Ever since Darlene received her BFA (painting) from the Alberta College of Art and Design in 2000, she has been painting full time and maintaining a studio in Calgary. She finds renewal and inspiration in the mountains and rivers of the area.

Darlene’s love of nature began during her early childhood in Lynn Valley, North Vancouver, and her love deepened in the mystery of the temperate rainforests and the coastal grandeur of British Columbia.  Her love became an irrepressible desire to express the beauty she perceived and felt.  Many years of experimentation in the creative arts followed, culminating in landscape painting. 

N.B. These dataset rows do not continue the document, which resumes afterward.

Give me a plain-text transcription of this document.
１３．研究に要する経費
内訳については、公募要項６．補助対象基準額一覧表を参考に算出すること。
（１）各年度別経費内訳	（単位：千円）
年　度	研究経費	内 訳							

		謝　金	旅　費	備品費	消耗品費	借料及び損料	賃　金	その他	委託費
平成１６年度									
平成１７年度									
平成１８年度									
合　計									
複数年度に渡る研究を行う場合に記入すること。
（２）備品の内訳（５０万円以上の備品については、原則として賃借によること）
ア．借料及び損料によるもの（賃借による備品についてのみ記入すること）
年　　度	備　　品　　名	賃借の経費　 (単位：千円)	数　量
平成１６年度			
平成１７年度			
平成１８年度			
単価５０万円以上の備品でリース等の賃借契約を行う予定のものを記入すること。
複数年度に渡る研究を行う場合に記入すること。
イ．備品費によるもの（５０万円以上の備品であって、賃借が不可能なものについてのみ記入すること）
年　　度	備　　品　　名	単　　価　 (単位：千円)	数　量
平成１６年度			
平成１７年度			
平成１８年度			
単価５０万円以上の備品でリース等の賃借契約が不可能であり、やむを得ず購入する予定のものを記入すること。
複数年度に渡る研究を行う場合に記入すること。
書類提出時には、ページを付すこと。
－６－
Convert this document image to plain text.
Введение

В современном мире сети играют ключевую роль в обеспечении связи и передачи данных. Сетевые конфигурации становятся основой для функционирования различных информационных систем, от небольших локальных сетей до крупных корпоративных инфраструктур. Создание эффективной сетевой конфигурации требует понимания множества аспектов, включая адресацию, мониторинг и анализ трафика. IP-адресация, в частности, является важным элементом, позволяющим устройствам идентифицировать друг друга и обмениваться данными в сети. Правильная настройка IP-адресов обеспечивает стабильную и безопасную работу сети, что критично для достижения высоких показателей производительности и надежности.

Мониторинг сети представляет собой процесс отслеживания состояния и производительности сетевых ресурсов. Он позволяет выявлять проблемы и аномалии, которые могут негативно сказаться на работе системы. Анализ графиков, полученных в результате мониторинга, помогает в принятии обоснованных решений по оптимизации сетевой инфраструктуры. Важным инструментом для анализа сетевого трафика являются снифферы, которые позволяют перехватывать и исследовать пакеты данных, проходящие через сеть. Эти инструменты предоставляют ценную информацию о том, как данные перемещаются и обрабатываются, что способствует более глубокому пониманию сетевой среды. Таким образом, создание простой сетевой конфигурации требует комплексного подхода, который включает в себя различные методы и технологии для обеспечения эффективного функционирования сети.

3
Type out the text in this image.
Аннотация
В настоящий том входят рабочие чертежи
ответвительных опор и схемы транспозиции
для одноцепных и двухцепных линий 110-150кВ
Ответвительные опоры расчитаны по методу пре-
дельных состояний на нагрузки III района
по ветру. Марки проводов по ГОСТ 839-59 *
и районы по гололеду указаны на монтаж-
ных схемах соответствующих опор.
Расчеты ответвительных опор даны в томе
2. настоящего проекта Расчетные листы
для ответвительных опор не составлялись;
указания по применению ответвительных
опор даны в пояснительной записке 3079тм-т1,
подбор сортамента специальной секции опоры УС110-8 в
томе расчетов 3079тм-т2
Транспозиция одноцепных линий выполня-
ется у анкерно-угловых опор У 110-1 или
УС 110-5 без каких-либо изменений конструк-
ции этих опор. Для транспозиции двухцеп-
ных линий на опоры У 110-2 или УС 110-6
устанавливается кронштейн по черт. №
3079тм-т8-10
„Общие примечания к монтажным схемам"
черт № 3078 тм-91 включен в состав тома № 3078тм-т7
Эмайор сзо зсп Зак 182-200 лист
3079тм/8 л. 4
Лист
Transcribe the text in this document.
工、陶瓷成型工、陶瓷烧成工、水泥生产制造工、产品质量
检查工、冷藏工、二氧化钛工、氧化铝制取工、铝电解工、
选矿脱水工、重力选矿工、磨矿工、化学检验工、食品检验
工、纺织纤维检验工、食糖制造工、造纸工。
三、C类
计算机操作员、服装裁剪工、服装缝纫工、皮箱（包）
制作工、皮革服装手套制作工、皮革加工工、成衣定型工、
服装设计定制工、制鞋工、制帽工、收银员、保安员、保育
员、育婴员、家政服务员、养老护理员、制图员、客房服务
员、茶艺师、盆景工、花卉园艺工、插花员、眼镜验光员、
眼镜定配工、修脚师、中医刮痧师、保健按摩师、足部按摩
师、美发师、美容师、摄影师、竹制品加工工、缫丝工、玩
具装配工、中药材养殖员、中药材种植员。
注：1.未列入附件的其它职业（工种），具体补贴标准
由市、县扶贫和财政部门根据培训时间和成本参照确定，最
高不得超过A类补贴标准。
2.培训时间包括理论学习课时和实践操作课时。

Her  journey is an ever-evolving enquiry influenced by Eastern religion and philosophy.  She is the observer of nature’s shore from the oceanic presence of her deepest being.  The resulting paintings—built up from texture, impasto, and thin glazes of oil—create intimations of a serene and timeless world.

In 2017 she attended a cold wax” workshop at the Ballinglen Arts Centre in the tiny village of Ballycastle on the north coast of County Mayo, Ireland. Cold wax is a mixture of clarified beeswax with added chemicals to maintain a paste-like consistency. It is used as a medium with oil paint and is generally applied with brayers and squeegees. It lends itself nicely to building layers of varying thickness, opaque or transparent, which can then be selectively dissolved, scraped or drawn upon. The resulting surface is complex and rich in colour, line and texture, perfect for expressing feelings, intuitions and metaphors grounded in nature  and excellent for taking her landscape painting further into the realm of the abstract.

Her paintings are held in private and corporate collections in Canada, the United States, Australia, Hong Kong and other countries.

She writes, My paintings are born at the confluence of three rivers: love of nature, love of painting and the spirit that is my heart.”